C’est une très bonne nouvelle ! Une qui pourrait sans galère obtenir l’adhésion de la famille guinéenne tout entière. Qu’ils veuillent enfin rationner l’administration et rectifier sa pratique jusque-là approximative est une annonce, en Guinée, qui ne saurait passer sous silence. Voici plus de cinquante ans, en effet, que le pays patauge aussi bien de carences, que mauvaise foi sans qu’aucune volonté manifeste de changement ne poigne à quelque horizon. Il est donc fort à espérer d’une Ecole Nationale d’Administration normale, certes, mais la particularité guinéenne exige qu’on en appelle au patriotisme et à la volonté dont ils n’ont  jamais pu faire montre.

Une Ecole Nationale d’Administration ou les prémices d’institutions étatiques fortes. Elle a vocation de former l’élite dirigeante tant dans la forme, que dans les rouages complexes d’une administration d’Etat. Des étudiants de prestige dans une école de prestige apprendront tout de l’Etat institution si peu connu au Guinéen. Sa création en Guinée aura l’avantage de circonscrire l’accès aux hautes fonctions d’Etat, ou plus simplement, de redonner sérieux à celles-ci. Le fait étant que ne devient pas haut fonctionnaire d’Etat qui le souhaite simplement et c’est, du moins, ce à quoi nous parviendrons grâce à cette innovation.

Rassurez-vous ! Il ne s’agit pour l’heure pas d’une autre de leurs annonces politiques. Le Département d’Etat à la Réforme et à la Modernisation de l’Administration est depuis deux ans, round après round, dans un combat que je qualifie librement de titanesque. En témoigne l’épuration du fichier occulte de la fonction publique qui grouillait jusque-là de fictifs d’une proportion sidérante. Le Haut-Commissaire rapportait qu’autour de 8.000 fonctionnaires imaginaires avaient été décelés avec pour incidence financière sur les ressources de l’Etat, un peu plus de 400 000 000 de nos francs pour chaque mois payé. Bonne lancée !
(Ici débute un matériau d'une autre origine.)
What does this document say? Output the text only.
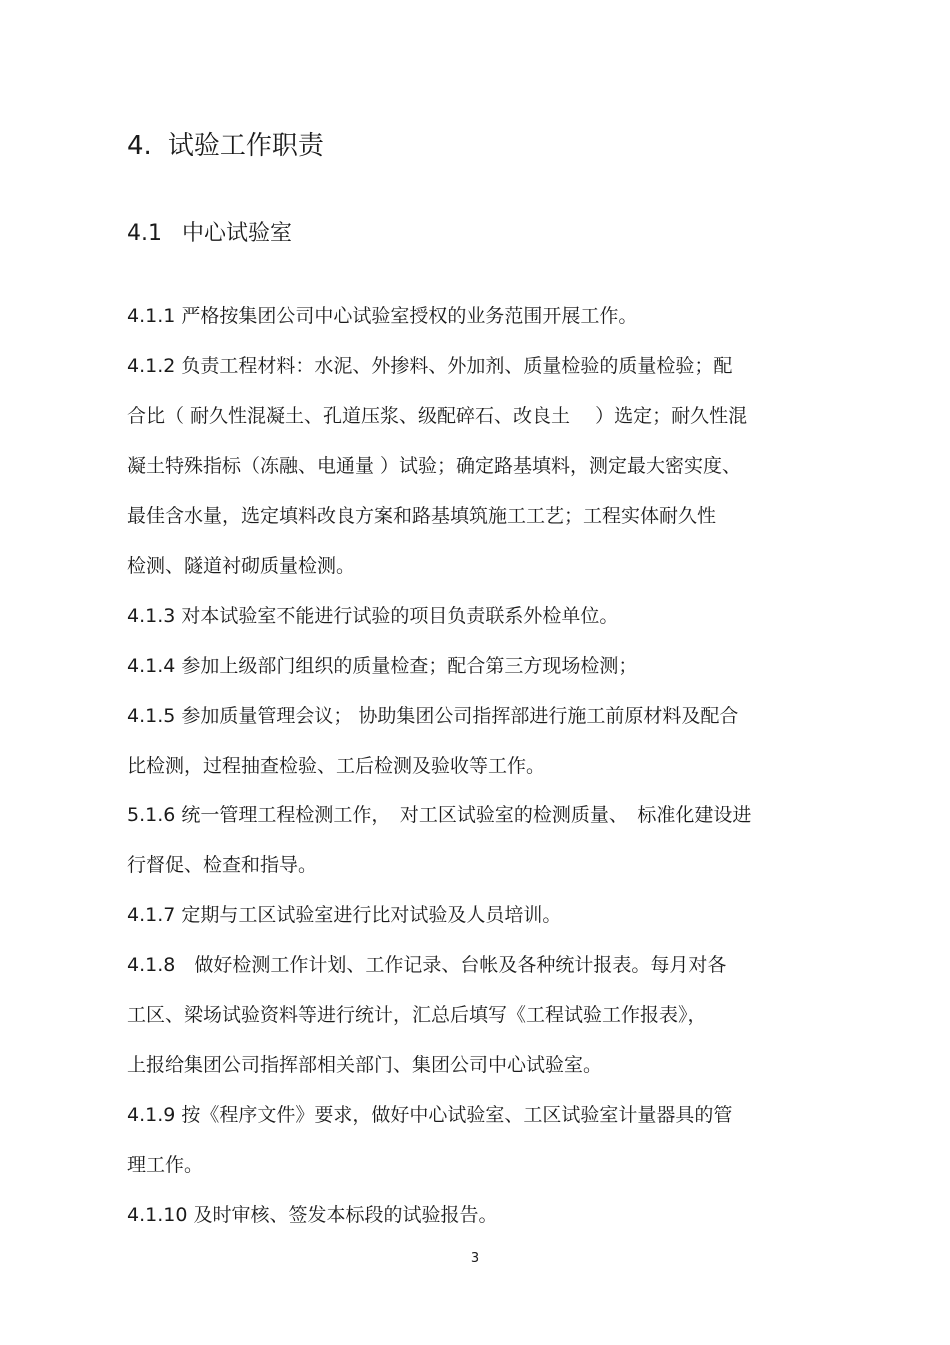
4. 试验工作职责
4.1 中心试验室
4.1.1 严格按集团公司中心试验室授权的业务范围开展工作。
4.1.2 负责工程材料：水泥、外掺料、外加剂、质量检验的质量检验；配
合比（ 耐久性混凝土、孔道压浆、级配碎石、改良土　 ）选定；耐久性混
凝土特殊指标（冻融、电通量 ）试验；确定路基填料，测定最大密实度、
最佳含水量，选定填料改良方案和路基填筑施工工艺；工程实体耐久性
检测、隧道衬砌质量检测。
4.1.3 对本试验室不能进行试验的项目负责联系外检单位。
4.1.4 参加上级部门组织的质量检查；配合第三方现场检测；
4.1.5 参加质量管理会议； 协助集团公司指挥部进行施工前原材料及配合
比检测，过程抽查检验、工后检测及验收等工作。
5.1.6 统一管理工程检测工作，　对工区试验室的检测质量、　标准化建设进
行督促、检查和指导。
4.1.7 定期与工区试验室进行比对试验及人员培训。
4.1.8　做好检测工作计划、工作记录、台帐及各种统计报表。每月对各
工区、梁场试验资料等进行统计，汇总后填写《工程试验工作报表》，
上报给集团公司指挥部相关部门、集团公司中心试验室。
4.1.9 按《程序文件》要求，做好中心试验室、工区试验室计量器具的管
理工作。
4.1.10 及时审核、签发本标段的试验报告。
3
Depuis le passage de la mission de l’ENAP du Québec, nous pouvons désormais associer une certaine image de l’ENA à nos beaux rêves, quoique le danger ne soit point encore écarté. En effet ils seraient à nouveau capables de piétiner cette merveilleuse ambition, cette entreprise révolutionnaire. Croire que tout est gagné est la pire erreur à commettre en ce cas-ci, si ! Il faudra être prévisible, opposer vigilance à tout le parcours, de la réception à l’épiaison du premier fruit.

Je sais qu’ENA il y aura…, mais je reste de ceux qui croient que le mal s’y invitera de sitôt. Personne ne peut rien contre la corruption d’une école juste par des bâtisseurs corrompus qui ne manquent jamais d’occasion de se paître librement.

Pour cette fois encore, j’espère désespérément qu’il en sera autrement.